Gold allocations have been recipients of this shift. Investors increasingly recognise gold as a mainstream investment; global investment demand has grown by an average of 15% per year since 2001 and the gold price has increased almost seven-fold over the same period. Adding between 4% and 15% in gold to hypothetical average portfolios over the past decade, depending on the composition and the region, would have increased risk-adjusted returns.
Gold performance has been strong in recent decades, supported by key structural changes:
- Monetary policy: Persistently low interest rates reduce the opportunity cost of holding gold and highlight it as a source of genuine, long-term returns, particularly when compared to historically high levels of negative-yielding debt.

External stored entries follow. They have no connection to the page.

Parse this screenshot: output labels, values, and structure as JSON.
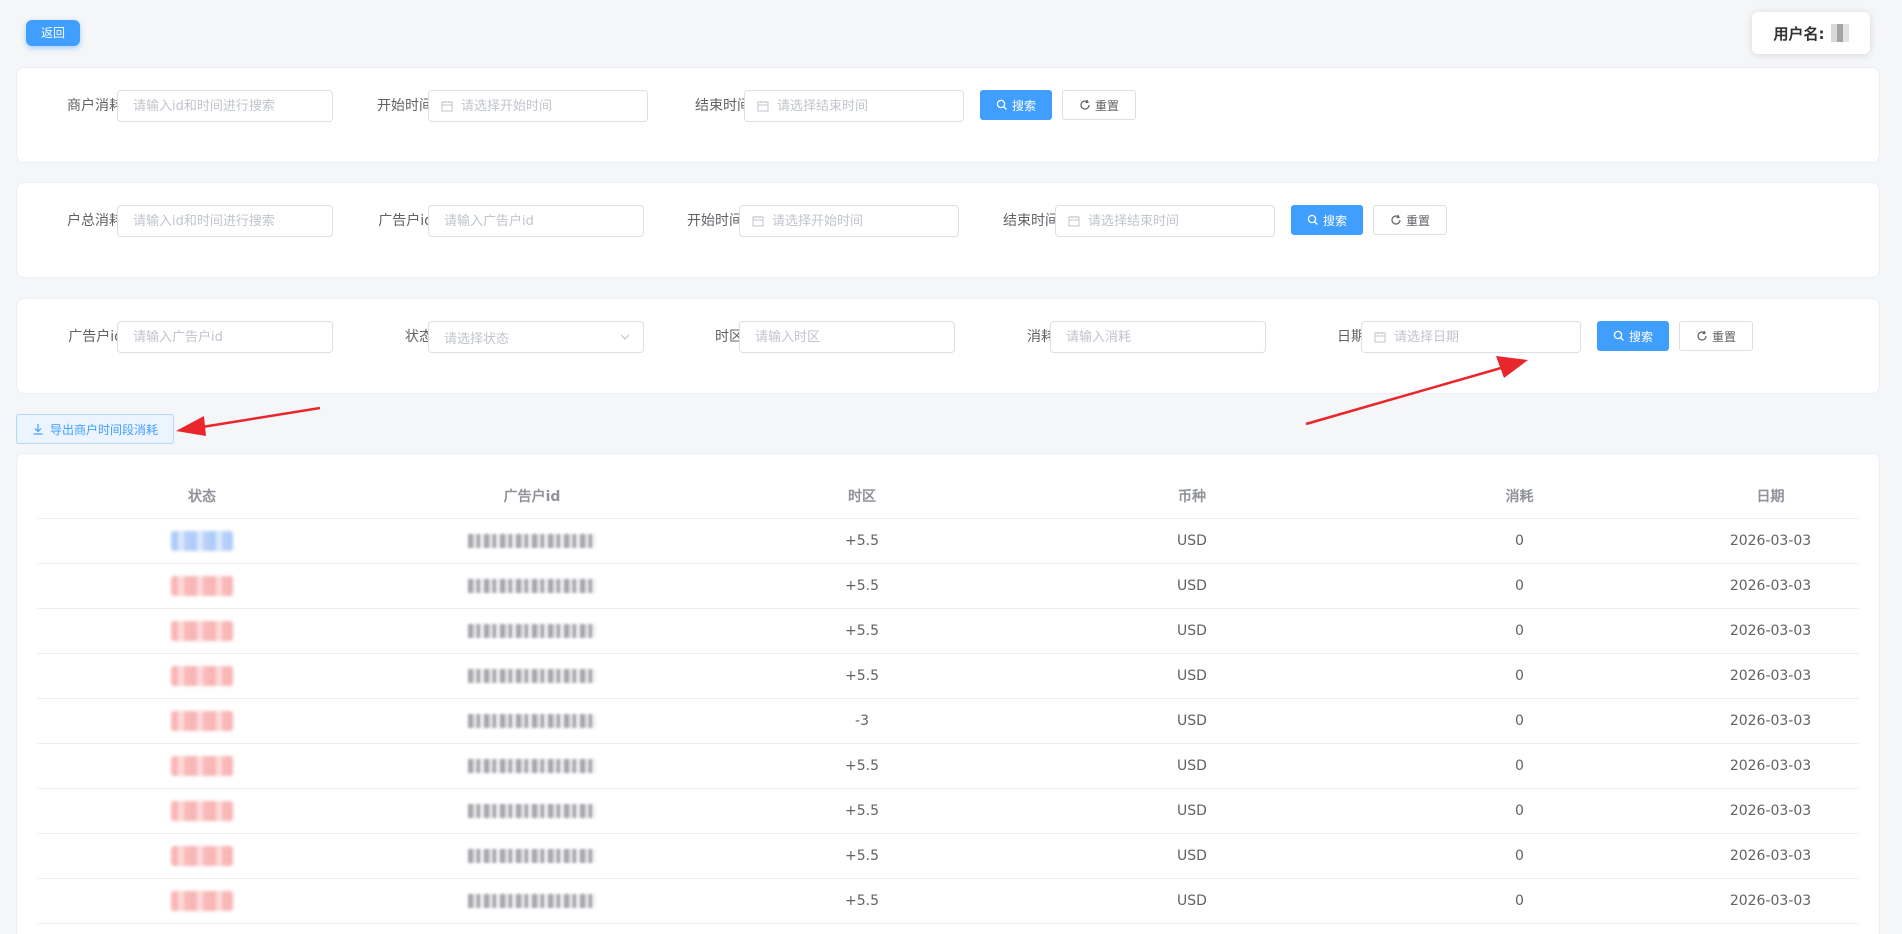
{
  "header": {
    "back_label": "返回",
    "user_label": "用户名:"
  },
  "merchant_form": {
    "label": "商户消耗",
    "placeholder": "请输入id和时间进行搜索",
    "start_label": "开始时间",
    "start_placeholder": "请选择开始时间",
    "end_label": "结束时间",
    "end_placeholder": "请选择结束时间",
    "search_label": "搜索",
    "reset_label": "重置"
  },
  "account_total_form": {
    "label": "户总消耗",
    "placeholder": "请输入id和时间进行搜索",
    "ad_id_label": "广告户id",
    "ad_id_placeholder": "请输入广告户id",
    "start_label": "开始时间",
    "start_placeholder": "请选择开始时间",
    "end_label": "结束时间",
    "end_placeholder": "请选择结束时间",
    "search_label": "搜索",
    "reset_label": "重置"
  },
  "detail_form": {
    "ad_id_label": "广告户id",
    "ad_id_placeholder": "请输入广告户id",
    "status_label": "状态",
    "status_placeholder": "请选择状态",
    "timezone_label": "时区",
    "timezone_placeholder": "请输入时区",
    "consume_label": "消耗",
    "consume_placeholder": "请输入消耗",
    "date_label": "日期",
    "date_placeholder": "请选择日期",
    "search_label": "搜索",
    "reset_label": "重置"
  },
  "export_label": "导出商户时间段消耗",
  "table": {
    "columns": [
      "状态",
      "广告户id",
      "时区",
      "币种",
      "消耗",
      "日期"
    ],
    "rows": [
      {
        "timezone": "+5.5",
        "currency": "USD",
        "consume": "0",
        "date": "2026-03-03"
      },
      {
        "timezone": "+5.5",
        "currency": "USD",
        "consume": "0",
        "date": "2026-03-03"
      },
      {
        "timezone": "+5.5",
        "currency": "USD",
        "consume": "0",
        "date": "2026-03-03"
      },
      {
        "timezone": "+5.5",
        "currency": "USD",
        "consume": "0",
        "date": "2026-03-03"
      },
      {
        "timezone": "-3",
        "currency": "USD",
        "consume": "0",
        "date": "2026-03-03"
      },
      {
        "timezone": "+5.5",
        "currency": "USD",
        "consume": "0",
        "date": "2026-03-03"
      },
      {
        "timezone": "+5.5",
        "currency": "USD",
        "consume": "0",
        "date": "2026-03-03"
      },
      {
        "timezone": "+5.5",
        "currency": "USD",
        "consume": "0",
        "date": "2026-03-03"
      },
      {
        "timezone": "+5.5",
        "currency": "USD",
        "consume": "0",
        "date": "2026-03-03"
      }
    ]
  },
  "colors": {
    "primary": "#409eff",
    "annotation_arrow": "#e8262b",
    "page_background": "#f5f6f8"
  }
}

- Central Bank demand: A surge of interest in gold among central banks across the world, commonly used in foreign reserves for safety and diversification, has encouraged other investors to consider gold’s positive investment attributes.
- Market Risk:The global financial crisis prompted a renewed focus on risk management and an appreciation of uncorrelated, highly liquid assets such as gold. Today, trade tensions and concerns about the economic and political outlook have encouraged investors to re-examine gold as a traditional hedge.
- Market access: Gold-backed ETFs have facilitated access to the gold market and materially bolstered interest in gold as a strategic investment, reduced total cost of ownership and increased efficiencies.
- Emerging market growth: Economic expansion, particularly in China and India, increased and diversified gold’s consumer and investor base.